В этот вечер Скотт перечитал письма сестры Билла. Потом перерыл всю спальню, разыскивая хоть какой-нибудь знак, намекающий, где сейчас Билл, или когда он позвонит, или позвонит ли вообще. Два верхних ящика комода были доверху забиты лекарствами – такого изобилия Скотт даже не ожидал. Он вчитался в названия. Ну прямо имена богов из научной фантастики. Скотт скользнул взглядом по учебникам, справочникам, тонким брошюркам – все исключительно о лекарствах. Ему-то были нужны личные письма и документы. На верхней полке встроенного шкафа не оказалось ничего, кроме пустого чемодана, а внизу, помимо обуви, только старый маленький вентилятор, покоившийся на аккуратно подостланном бумажном пакете. Скотт разыскивал запечатанный конверт с распоряжениями – сам подсмеиваясь над этой мыслью и этим выражением, но все же веря: нечто подобное ему где-то оставлено и когда-нибудь отыщется.

Уиллард Скэнси. Боксер на ринге под открытым небом, удушливый зной праздничного дня, зрители – море соломенных шляп.

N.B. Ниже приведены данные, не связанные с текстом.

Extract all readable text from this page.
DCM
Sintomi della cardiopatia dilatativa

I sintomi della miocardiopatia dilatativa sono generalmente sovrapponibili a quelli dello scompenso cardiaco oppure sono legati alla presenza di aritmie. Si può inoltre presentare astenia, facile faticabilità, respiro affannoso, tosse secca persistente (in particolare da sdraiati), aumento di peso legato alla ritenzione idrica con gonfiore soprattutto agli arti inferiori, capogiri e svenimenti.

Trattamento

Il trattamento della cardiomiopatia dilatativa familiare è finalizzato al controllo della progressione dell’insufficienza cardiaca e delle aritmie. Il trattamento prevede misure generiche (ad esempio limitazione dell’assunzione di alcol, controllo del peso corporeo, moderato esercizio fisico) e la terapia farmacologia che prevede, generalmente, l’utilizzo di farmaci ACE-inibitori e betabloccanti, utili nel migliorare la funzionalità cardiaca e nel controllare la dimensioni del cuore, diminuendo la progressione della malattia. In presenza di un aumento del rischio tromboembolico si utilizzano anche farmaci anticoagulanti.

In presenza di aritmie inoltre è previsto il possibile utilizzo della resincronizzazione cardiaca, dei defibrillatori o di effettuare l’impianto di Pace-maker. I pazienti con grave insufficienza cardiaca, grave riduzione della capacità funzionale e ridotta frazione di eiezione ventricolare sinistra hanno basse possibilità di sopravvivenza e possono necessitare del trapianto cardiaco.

О смене имени Скотт никогда никому не расскажет. Будет нем как рыба. Он и сам рад хранить молчание, даже сейчас, даже когда подступает подозрение, что Билл бросил его на произвол судьбы. Много лет Билл мог доверяться людям, зная, что ради него они будут держать язык за зубами. Хранение тайны имени – вот что воодушевит и ободрит Скотта, как никогда раньше приблизит его к Биллу.

Он пошел в кабинет и заново изучил диаграммы. Прочел открытки от Лиз. Потом составил список всего, что нужно сделать после того, как почта будет разобрана.

Карен ехала в такси – она обожала эти тряские желтые машины со стройными эфиопами за рулем. Обтянутые тканью рули – иногда на них еще пушистые чехлы надевают; приборные доски оклеены бумажными образками. На Таймс-сквер Карен покосилась на знакомое клинообразное здание, обвитое лентой из мерцающих букв. Иначе говоря, здание с экраном типа "бегущая строка", где высвечивались новости дня. Что-то о похоронах какого-то знаменитого человека, из такси толком не разглядеть, слова молниеносно скатываются по экрану за угол и продолжают свой бег, и в душе Карен будто что-то замерло – знаете, когда в новостях попадается что-то поразительное, ты как останавливаешься, в теле срабатывает стоп– кран, холодное бесстрастное волнение подготавливает тебя к чему-то значительному. Она попыталась было дождаться возвращения главной новости, но такси тронулось с места. В голове возникла картинка: люди скапливаются на площади.

Над городом бушевала полоумная буря. Хижины-коробки тряслись и содрогались под кулаками града, дубинами града. Она подумала: "Градины размером с градины". Слава синим чехлам из полиэтилена – иначе коробки размокли бы, превратились в кашу прямо над головами своих обитателей.